I think the sample has to be recognisable. If it's not and you cannot associate what you hearing to something that may have contributed to that sound then it becomes your sound because you have created it. And what you play from then on will also have no resemblance to the original sound.
You could take a sharp attack with a horn blast or some very short sound. Transpose it down a few tones, put it into a granular synth and reconstruct the sound particles a bit, tune it down an octave, loop it, reverse part of it and double the sound, pan left and right and detune then go in create a new ADSR shape. What you have then is something that has no bearing on the original sound. It could be argued it is your sound now.

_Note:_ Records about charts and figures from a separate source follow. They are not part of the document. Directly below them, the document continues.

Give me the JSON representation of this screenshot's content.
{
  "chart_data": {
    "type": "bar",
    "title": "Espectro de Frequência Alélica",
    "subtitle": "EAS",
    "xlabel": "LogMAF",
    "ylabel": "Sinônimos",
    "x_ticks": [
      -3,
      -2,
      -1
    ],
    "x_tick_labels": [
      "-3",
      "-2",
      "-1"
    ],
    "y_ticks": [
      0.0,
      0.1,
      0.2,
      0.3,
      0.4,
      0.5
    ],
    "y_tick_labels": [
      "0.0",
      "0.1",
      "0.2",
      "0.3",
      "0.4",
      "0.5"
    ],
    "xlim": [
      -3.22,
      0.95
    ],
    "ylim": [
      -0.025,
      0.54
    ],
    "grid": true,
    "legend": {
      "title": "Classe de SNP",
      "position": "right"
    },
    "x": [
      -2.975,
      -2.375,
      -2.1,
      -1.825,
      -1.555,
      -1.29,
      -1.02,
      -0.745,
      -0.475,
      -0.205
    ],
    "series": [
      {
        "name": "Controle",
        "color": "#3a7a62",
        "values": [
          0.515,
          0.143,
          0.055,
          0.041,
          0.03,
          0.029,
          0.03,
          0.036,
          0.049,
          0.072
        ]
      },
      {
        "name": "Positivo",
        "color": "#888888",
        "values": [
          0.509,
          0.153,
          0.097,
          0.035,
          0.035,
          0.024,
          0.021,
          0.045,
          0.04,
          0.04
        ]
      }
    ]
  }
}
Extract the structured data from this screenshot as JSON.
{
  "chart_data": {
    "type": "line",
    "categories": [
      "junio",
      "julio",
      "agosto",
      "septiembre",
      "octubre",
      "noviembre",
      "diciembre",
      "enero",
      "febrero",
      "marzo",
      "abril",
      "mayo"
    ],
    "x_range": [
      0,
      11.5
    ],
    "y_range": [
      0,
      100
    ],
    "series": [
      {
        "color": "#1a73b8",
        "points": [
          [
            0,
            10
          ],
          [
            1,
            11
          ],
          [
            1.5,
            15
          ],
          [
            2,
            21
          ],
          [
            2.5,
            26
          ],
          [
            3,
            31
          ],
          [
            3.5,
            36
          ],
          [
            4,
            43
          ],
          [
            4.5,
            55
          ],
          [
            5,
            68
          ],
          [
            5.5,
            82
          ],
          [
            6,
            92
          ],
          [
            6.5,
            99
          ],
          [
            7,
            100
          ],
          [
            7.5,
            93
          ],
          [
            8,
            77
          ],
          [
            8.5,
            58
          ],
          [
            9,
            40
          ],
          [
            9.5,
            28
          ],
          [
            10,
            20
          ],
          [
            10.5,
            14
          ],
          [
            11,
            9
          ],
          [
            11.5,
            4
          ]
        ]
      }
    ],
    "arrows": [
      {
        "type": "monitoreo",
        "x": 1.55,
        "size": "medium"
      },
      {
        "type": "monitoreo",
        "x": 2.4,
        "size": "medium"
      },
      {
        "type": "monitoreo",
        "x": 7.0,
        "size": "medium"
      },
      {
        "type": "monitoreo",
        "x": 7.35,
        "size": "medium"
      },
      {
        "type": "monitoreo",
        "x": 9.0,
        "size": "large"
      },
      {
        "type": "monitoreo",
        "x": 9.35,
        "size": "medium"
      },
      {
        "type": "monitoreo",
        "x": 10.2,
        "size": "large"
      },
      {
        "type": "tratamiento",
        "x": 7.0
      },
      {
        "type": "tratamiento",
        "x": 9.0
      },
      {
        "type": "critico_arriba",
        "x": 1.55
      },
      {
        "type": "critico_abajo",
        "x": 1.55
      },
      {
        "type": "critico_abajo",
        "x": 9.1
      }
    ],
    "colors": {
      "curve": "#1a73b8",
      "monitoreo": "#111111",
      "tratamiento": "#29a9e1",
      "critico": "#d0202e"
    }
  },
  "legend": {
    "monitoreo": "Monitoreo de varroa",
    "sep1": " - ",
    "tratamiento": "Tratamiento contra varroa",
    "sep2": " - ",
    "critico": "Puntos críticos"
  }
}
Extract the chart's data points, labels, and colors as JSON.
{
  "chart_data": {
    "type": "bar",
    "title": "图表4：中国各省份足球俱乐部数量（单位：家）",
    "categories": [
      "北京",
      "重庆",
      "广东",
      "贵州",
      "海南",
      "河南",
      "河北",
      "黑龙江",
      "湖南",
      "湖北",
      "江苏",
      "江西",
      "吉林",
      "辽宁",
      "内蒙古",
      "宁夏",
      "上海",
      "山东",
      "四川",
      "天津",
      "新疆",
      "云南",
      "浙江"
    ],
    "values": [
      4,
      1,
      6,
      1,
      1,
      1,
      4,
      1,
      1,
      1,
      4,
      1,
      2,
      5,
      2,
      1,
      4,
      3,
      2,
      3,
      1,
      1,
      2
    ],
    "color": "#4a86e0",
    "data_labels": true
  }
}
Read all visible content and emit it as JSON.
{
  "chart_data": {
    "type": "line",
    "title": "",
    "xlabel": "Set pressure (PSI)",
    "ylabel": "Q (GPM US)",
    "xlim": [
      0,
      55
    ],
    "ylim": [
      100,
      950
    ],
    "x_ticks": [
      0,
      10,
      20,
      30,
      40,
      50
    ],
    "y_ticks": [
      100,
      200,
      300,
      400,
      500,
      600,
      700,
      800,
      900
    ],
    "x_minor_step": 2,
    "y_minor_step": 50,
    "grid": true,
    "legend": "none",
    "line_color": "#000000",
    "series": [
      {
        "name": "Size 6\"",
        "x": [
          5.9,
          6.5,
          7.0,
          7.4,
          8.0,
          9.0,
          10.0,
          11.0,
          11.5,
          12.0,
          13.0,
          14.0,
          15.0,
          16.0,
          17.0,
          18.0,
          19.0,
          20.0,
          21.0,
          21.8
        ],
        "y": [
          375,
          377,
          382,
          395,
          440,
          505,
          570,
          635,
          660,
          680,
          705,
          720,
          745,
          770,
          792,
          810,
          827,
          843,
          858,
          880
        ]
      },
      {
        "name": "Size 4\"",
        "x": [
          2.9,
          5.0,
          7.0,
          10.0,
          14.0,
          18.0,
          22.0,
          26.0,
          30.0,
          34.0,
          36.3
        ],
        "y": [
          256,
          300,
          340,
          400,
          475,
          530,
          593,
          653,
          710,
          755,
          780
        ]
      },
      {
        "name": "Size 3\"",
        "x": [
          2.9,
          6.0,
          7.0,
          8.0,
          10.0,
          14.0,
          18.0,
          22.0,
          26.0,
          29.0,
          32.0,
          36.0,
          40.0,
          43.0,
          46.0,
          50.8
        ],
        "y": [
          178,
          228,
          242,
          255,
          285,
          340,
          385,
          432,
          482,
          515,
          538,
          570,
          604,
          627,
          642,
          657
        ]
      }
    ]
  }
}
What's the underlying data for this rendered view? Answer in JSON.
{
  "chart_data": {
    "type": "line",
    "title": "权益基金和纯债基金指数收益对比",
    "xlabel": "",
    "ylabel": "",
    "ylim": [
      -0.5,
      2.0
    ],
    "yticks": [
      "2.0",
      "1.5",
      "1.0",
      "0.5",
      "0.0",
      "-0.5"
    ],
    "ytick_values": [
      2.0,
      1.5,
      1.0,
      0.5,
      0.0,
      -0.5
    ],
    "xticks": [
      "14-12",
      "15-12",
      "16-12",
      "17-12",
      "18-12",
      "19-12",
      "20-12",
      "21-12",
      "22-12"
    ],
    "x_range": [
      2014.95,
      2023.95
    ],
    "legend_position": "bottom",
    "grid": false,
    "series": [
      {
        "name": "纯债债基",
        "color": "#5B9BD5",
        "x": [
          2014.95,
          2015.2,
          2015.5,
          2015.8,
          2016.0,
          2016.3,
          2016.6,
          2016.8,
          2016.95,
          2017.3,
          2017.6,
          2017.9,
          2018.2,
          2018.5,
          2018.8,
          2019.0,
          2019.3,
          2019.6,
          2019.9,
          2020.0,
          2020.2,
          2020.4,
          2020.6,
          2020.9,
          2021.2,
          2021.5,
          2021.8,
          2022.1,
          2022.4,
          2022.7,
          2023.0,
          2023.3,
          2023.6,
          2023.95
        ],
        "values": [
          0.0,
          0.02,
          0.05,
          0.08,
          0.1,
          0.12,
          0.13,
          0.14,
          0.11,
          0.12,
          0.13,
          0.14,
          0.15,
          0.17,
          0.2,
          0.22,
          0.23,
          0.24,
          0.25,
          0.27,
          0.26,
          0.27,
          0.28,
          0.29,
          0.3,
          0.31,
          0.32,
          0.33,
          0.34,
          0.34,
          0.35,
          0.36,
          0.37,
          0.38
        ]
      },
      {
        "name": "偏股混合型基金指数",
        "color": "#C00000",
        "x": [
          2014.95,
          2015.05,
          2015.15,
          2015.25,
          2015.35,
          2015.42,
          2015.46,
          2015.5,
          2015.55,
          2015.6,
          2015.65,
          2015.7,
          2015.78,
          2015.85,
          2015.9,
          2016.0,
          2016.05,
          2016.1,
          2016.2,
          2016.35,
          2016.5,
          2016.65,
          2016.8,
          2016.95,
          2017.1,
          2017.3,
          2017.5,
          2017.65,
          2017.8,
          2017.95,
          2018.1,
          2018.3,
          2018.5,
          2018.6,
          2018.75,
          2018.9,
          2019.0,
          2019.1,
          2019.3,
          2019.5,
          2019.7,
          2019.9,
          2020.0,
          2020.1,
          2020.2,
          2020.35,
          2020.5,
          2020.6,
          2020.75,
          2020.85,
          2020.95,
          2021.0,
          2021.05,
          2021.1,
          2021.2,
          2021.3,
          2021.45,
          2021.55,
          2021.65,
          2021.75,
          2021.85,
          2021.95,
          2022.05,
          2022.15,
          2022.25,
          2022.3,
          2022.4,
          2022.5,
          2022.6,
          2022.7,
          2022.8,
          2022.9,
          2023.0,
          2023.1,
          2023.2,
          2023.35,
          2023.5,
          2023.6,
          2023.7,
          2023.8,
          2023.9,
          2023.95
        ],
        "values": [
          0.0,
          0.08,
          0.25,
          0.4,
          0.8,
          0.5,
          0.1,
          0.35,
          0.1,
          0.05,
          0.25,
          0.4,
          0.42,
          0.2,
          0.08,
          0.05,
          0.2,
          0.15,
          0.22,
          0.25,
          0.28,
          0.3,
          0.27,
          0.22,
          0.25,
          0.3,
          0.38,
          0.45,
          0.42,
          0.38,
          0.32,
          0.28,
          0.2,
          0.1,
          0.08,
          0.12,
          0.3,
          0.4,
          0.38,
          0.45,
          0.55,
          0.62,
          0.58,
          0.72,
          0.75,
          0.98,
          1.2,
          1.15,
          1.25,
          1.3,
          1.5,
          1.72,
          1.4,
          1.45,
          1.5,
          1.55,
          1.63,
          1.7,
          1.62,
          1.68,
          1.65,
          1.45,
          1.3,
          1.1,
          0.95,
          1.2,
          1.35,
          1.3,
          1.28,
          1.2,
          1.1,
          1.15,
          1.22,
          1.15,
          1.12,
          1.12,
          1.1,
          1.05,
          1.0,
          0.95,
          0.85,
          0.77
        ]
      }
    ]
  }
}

The way the use of samples has been discussed here is only one approach. Sure you can do interesting things with them. But cut them right down and rebuild a sound and create something completely new out of it is open to being a very viable way to adding to your sound design technique. There is no copyright infringement here as far as I can see. How is it ever going to be linked back to its original source.
You don't have to disguise things so much either. I recorded a group of world musicians playing, certain things at certain tempos. If I wanted to use that music as it is as performed and add to it I would need to get the go ahead from those players and that is fair enough. I made the recording and own the recording copyright. A lot has changed since then (1995) I could re arrange every bar now and create music that was never played at the time, percussive rhythmical grooves that had no relationship to the original performance, now at any tempo and pitched to different key to what was originally recorded. Who owns that material now and has the right to overdub other parts to it and release it. I have a pretty good feeling it is me.
What about taking an original performance and creating a sample CD full of one shot sounds only. Totally new and unrelated performances can now be created using the sampler with these one shot sounds loaded. You are creating an instrument now with its preset.
What about this concept. A flute player is playing a lovely melodic lines on a deep wooden flute, phrases and a total musical performance. But every now and then lands on a note and just sustains that note. How about I sample only the long notes, perfectly loop them in the right parts to turn that into infinite sustain. These notes end up inside my Emulator say or Kurzweil and of course I can fill in all the other notes around the ones I recorded. I now have the perfect Emulator or Kurz patch that plays perfectly and chromatically over two or three octaves. Is this my sound now? I say yes it surely is because the music that I will play with it will never resemble the music from which the long notes came.
With the world musicians I recorded they all agreed at the time that anything recorded during these sessions would be basically mine to use as I saw fit. I have enough material there to say create 7 or 8 CD's of just one shot samples alone. But I did say that if I used any of the material as it was intact in terms of how the others played it, any income I made form that track would be split 50 / 50 between myself and the other players. There were many sections where the playing was incredible and does not need to be changed at all, just overdubbed with additional material. My material makes the music twice as interesting so that is the reason for the 50/50 split.
I am into the microscopic use of sound and samples from anything at all. Designing it in such a way that the original sound ends up creating something totally different. Does it matter then what the original sound actually was. If a lot of creativity goes into creating the final sound then the creator deserves the recognition for doing it.